Multi-culturalism: Tolerance, Acceptance or Integration?

Multi-culturalism has been criticised with claims that it doesn't work because of the intolerance of different races, nationalities and religions.  Opponents of multi-culturalism go on to state that we should embrace integration instead.  Most people who ascribe to this opinion do so because of their own intolerance.  Their idea of integration is for all other races, religions and nationalities to become the same as the host culture - namely theirs.

There are aspects of the host culture which will always be there and which everyone does integrate with. These aspects include protocols when shopping, working, catching public transport, obeying laws, interacting with each other in public places, enjoying national and local public holidays and so on.  That is as far as integration needs to go.  As a society we should be not criticising people for their cultural choices of clothes, food, worship, language.

The problem with integration is that it fails to accept the differences between other cultures.  The integration argument reduced Christmas to a season of generic greetings and phrases.  For instance, in Toronto a Christmas tree was described by the city council as a "holiday tree", other Councils replaced "Merry Christmas" signs with "Seasons Greetings" and used secular phrases rather than mention anything "Christian" in Christmas.  This was done because of a lack of acceptance of the differences between Christianity and other religions.  This secularisation of Christmas was seen as political correctness and was aimed at not offending other religions.  Yet, most people from other religions have no problem with Christian celebrations and will often join in. 

True political correctness would accept and celebrate the unique festivals and practices of Christianity, Islam, Judaism, Hinduism, Buddhism and so on.  This is why it is so important to protect and embrace multi-culturalism, not reduce it to a generic "integration" in which the distinctions and characteristics of cultures are ignored and not accepted.

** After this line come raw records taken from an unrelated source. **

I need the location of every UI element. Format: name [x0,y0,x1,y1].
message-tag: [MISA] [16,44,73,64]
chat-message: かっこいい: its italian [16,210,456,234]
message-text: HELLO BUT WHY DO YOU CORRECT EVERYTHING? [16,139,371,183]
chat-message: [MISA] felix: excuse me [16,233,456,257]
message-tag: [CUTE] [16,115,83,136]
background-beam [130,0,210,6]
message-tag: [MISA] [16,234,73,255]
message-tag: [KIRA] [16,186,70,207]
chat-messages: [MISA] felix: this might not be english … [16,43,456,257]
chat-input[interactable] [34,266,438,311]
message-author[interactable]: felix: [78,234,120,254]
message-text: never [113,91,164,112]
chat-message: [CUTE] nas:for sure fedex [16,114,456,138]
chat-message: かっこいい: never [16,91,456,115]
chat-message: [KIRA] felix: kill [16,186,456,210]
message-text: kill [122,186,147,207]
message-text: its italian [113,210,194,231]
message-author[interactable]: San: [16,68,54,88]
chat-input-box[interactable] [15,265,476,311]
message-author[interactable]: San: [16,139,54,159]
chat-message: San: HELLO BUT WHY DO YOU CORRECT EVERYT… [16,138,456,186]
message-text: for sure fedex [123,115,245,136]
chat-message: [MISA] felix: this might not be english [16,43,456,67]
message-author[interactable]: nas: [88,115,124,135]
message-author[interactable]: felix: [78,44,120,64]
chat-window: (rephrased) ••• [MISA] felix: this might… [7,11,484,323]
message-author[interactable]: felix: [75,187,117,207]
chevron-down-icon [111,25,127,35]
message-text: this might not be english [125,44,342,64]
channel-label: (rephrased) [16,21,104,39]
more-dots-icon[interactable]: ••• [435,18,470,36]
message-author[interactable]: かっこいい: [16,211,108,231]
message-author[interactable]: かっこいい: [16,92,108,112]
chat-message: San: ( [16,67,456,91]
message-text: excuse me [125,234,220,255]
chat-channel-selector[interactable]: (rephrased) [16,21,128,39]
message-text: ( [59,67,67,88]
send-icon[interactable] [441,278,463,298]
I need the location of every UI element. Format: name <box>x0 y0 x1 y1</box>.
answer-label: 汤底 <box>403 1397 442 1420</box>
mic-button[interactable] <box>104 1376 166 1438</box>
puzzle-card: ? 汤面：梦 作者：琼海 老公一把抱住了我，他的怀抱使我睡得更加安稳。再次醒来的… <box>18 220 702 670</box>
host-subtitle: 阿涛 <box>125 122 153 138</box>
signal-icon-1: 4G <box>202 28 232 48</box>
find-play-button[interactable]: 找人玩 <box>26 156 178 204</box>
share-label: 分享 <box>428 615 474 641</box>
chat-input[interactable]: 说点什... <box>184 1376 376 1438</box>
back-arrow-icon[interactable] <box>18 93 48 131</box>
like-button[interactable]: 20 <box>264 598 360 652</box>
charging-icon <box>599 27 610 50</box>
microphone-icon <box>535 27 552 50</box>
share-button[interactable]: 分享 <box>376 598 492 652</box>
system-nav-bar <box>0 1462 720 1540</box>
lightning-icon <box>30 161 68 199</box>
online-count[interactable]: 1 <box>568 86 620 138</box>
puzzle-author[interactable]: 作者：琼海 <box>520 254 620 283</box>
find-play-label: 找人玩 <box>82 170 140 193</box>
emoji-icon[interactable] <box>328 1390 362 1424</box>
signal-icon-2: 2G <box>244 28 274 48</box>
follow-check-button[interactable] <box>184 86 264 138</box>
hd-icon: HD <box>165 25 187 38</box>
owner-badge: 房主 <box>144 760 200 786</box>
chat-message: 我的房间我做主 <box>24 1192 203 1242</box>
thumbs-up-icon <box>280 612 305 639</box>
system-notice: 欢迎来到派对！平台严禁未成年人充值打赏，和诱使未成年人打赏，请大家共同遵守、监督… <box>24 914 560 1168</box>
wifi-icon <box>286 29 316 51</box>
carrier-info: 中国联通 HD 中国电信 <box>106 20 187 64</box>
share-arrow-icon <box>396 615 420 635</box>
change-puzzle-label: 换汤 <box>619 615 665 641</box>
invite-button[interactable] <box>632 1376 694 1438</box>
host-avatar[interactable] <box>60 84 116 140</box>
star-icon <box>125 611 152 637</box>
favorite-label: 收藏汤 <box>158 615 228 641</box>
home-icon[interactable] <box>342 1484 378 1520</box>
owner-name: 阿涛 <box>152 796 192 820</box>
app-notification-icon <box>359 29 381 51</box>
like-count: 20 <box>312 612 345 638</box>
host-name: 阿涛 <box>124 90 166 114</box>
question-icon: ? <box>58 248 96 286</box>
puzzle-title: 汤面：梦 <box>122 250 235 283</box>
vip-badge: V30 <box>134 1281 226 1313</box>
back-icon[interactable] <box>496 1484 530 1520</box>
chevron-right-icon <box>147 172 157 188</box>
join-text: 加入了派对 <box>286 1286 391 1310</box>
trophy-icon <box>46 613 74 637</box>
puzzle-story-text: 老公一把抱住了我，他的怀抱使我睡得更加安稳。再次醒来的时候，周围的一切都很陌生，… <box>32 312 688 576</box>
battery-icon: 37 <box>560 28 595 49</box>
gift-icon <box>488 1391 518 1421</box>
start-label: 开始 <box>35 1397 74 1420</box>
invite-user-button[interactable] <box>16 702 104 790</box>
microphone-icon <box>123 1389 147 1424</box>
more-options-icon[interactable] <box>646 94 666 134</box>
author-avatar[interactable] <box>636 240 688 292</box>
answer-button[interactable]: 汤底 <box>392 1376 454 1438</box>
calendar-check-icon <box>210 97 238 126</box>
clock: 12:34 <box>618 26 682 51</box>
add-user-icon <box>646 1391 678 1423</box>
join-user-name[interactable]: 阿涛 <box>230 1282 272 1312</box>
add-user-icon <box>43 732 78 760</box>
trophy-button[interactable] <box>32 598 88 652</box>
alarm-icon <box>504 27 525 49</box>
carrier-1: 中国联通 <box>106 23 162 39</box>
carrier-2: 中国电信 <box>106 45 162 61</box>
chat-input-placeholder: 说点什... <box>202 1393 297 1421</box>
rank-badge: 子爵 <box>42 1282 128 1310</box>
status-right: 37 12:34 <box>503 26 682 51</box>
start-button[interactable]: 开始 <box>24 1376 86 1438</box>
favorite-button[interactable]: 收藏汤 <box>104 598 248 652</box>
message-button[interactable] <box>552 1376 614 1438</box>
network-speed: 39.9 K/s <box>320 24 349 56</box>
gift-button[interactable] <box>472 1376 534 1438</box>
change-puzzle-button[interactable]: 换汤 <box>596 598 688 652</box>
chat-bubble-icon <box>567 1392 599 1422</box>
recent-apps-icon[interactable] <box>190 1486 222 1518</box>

Some critics of multi-culturalism claim that other cultures do not assimilate well and that they have different values and morals.  From the outset this argument is flawed.  All races, cultures and religions have high moral standards.  Every nation has laws to protect those standards.  There is not a religion or race today that condones violence or abuse.  On the other hand, every religion, including Christianity, every nation, including Australia, has individuals who violate the law.  It must be kept in mind that these are individuals and they are not indicative of any race, religion or nation.  The behaviour of individuals should not be used to judge the behaviour of all.

Multi-culturalism is not to be feared, it is to be protected and valued.  Instead we should fear any society or government which attacks multi-culturalism as they are the ones on the path to an intolerant, totalitarian state such as we saw under Hitler or the Taliban. Multi-culturalism is not about establishing an "us and them" society.  Multi-culturalism is not about creating multiple societies, it is about accepting that society is comprised of people from various cultures and that those cultures do have unique characteristics. We should not just tolerate those differences but acknowledge, accept and celebrate them.